050610 19:16:00 [Note] Slave SQL thread initialized, starting replication in log 'master1.000001' at position 33439325, relay log './ndb10-relay-bin.000001' position: 4
050610 19:16:00 [Note] Slave I/O thread: connected to master 'rep@ndb08:3307',  replication started in log 'master1.000001' at position 33439325
050610 19:16:01 [ERROR] Slave: Error in Delete_rows event: row application failed, Error_code: 4350
050610 19:16:01 [ERROR] Slave: Error in Delete_rows event: commit of row events failed, Error_code: 4350
050610 19:16:01 [ERROR] Error running query, slave SQL thread aborted.
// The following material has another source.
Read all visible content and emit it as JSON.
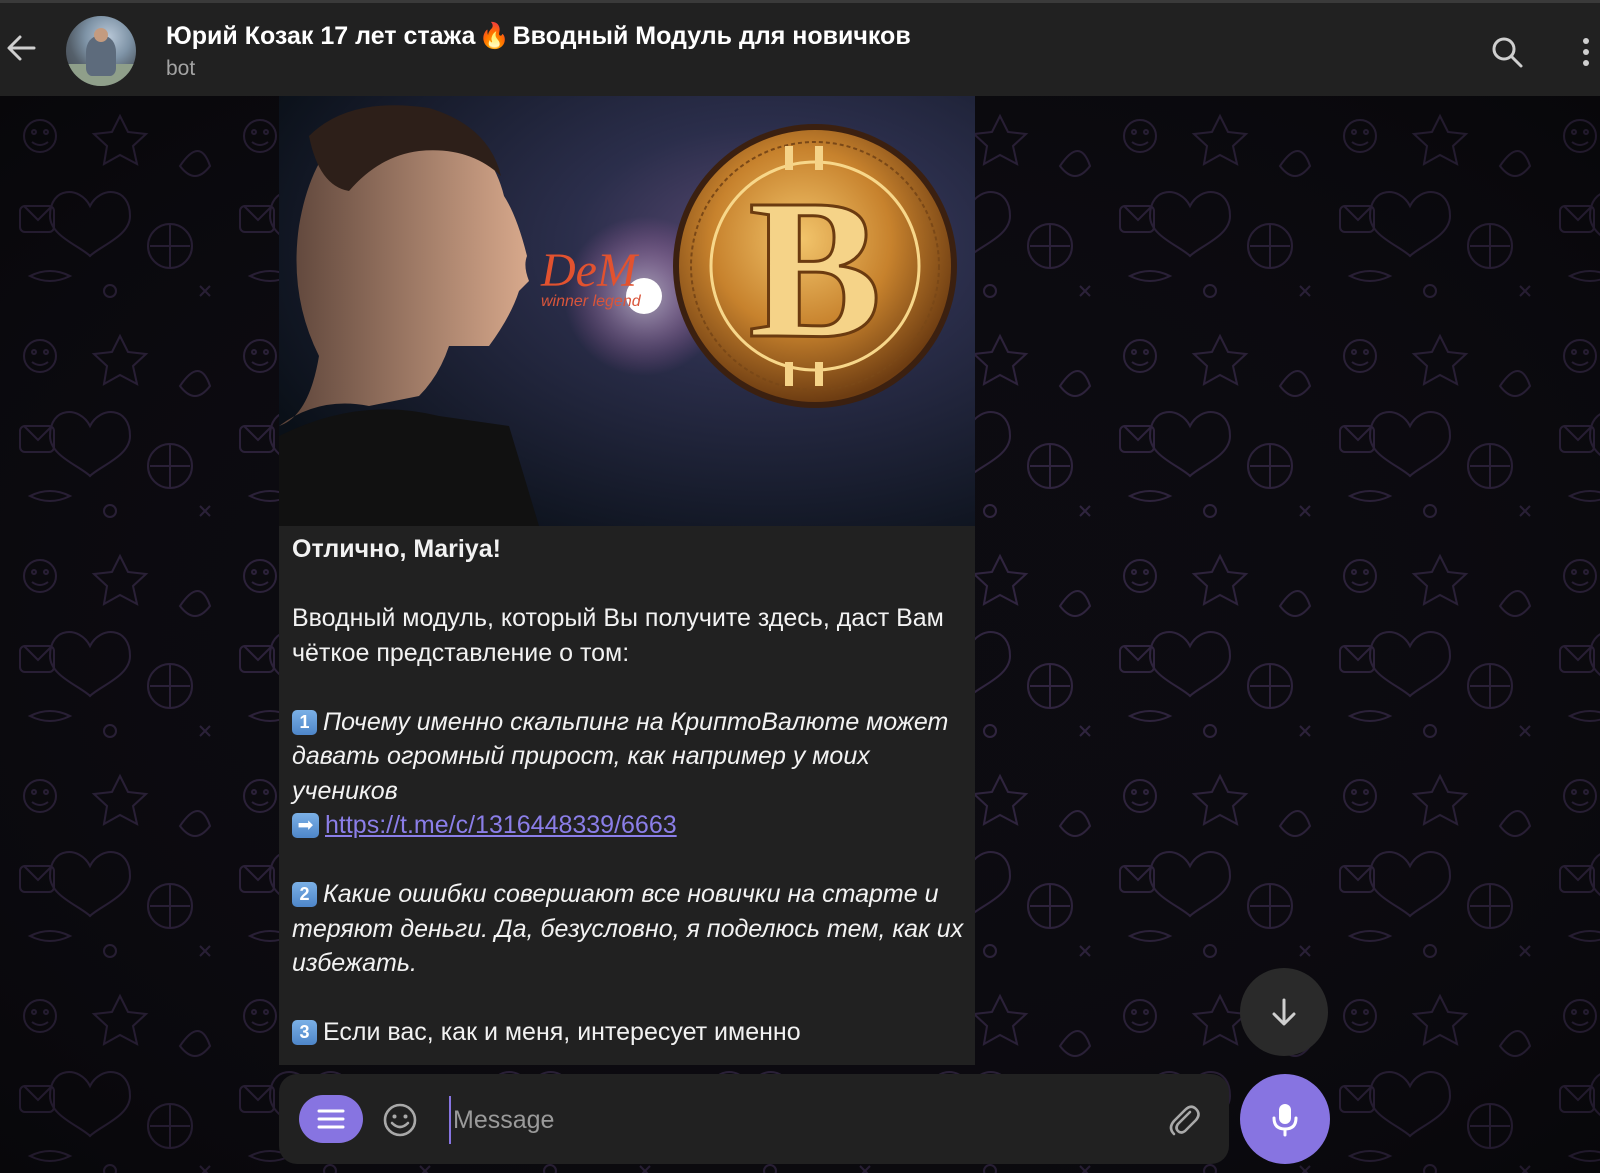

Fix the problem, and restart the slave SQL thread with "SLAVE START". We stopped at log 'master1.000001' position 33502184

How to repeat:
Create two clusters (master and slave)
Start master cluster
Start slave with --skip-slave-start;
Create the bank database on the master;
mysql>create database BANK;
mysql>create table XXX; (create all the bank tables)
Start the bank test and allow to run for a while.
Take a dump from master as follows:
../bin/ndb_mgm ndb08:14000 -e "start backup"

Copy all backup files to slave;

on the slave;
mysql> reset slave;
mysql>create database BANK;

Load the dump from master:
../../../bin/ndb_restore -c ndb10:14000 -n 2 -e -b 1 -m -r ./
../../../bin/ndb_restore -c ndb10:14000 -n 4 -e -b 1  -r ./
../../../bin/ndb_restore -c ndb10:14000 -n 3 -e -b 1  -r ./
../../../bin/ndb_restore -c ndb10:14000 -n 5 -e -b 1  -r ./

Find the epoch from the slave; 
SELECT @latest:=MAX(epoch) FROM cluster_replication.apply_status;
+---------------------+
| @latest:=MAX(epoch) |
+---------------------+
|               37390 |
+---------------------+
1 row in set (0.08 sec)

Find the bin log postion on the master:

mysql> SELECT     @file:=SUBSTRING_INDEX(File, '/', -1), @pos:=Position     FROM cluster_replication.binlog_index     WHERE epoch > 37390 ORDER BY epoch ASC LIMIT 1;
+---------------------------------------+----------------+
| @file:=SUBSTRING_INDEX(File, '/', -1) | @pos:=Position |
+---------------------------------------+----------------+
| master1.000001                        |       33439325 |
+---------------------------------------+----------------+
1 row in set (0.00 sec)

set the start position on the slave:
mysql>  CHANGE MASTER TO     MASTER_LOG_FILE='master1.000001',     MASTER_LOG_POS=33439325;
Query OK, 0 rows affected (0.00 sec)

start the slave;
mysql> start slave;
Query OK, 0 rows affected (0.00 sec)

Look at the slave status;

mysql> show slave status\G;
*************************** 1. row ***************************
             Slave_IO_State: Queueing master event to the relay log
                Master_Host: ndb08
                Master_User: rep
                Master_Port: 3307
              Connect_Retry: 1
            Master_Log_File: master1.000001
        Read_Master_Log_Pos: 66922963
             Relay_Log_File: ndb10-relay-bin.000002
              Relay_Log_Pos: 63100
      Relay_Master_Log_File: master1.000001
           Slave_IO_Running: Yes
          Slave_SQL_Running: No
            Replicate_Do_DB:
        Replicate_Ignore_DB:
         Replicate_Do_Table:
     Replicate_Ignore_Table:
    Replicate_Wild_Do_Table:
Replicate_Wild_Ignore_Table:
                 Last_Errno: 4350
                 Last_Error: Error in Delete_rows event: commit of row events failed
               Skip_Counter: 0
        Exec_Master_Log_Pos: 33502184
            Relay_Log_Space: 33483879
            Until_Condition: None
             Until_Log_File:
              Until_Log_Pos: 0
         Master_SSL_Allowed: No
         Master_SSL_CA_File:
         Master_SSL_CA_Path:
            Master_SSL_Cert:
          Master_SSL_Cipher:
             Master_SSL_Key:
      Seconds_Behind_Master: NULL
1 row in set (0.00 sec)

I have only seen this once. With the addition of the new perl script I hope not to run into issues like this. If I see it again, I will reopen.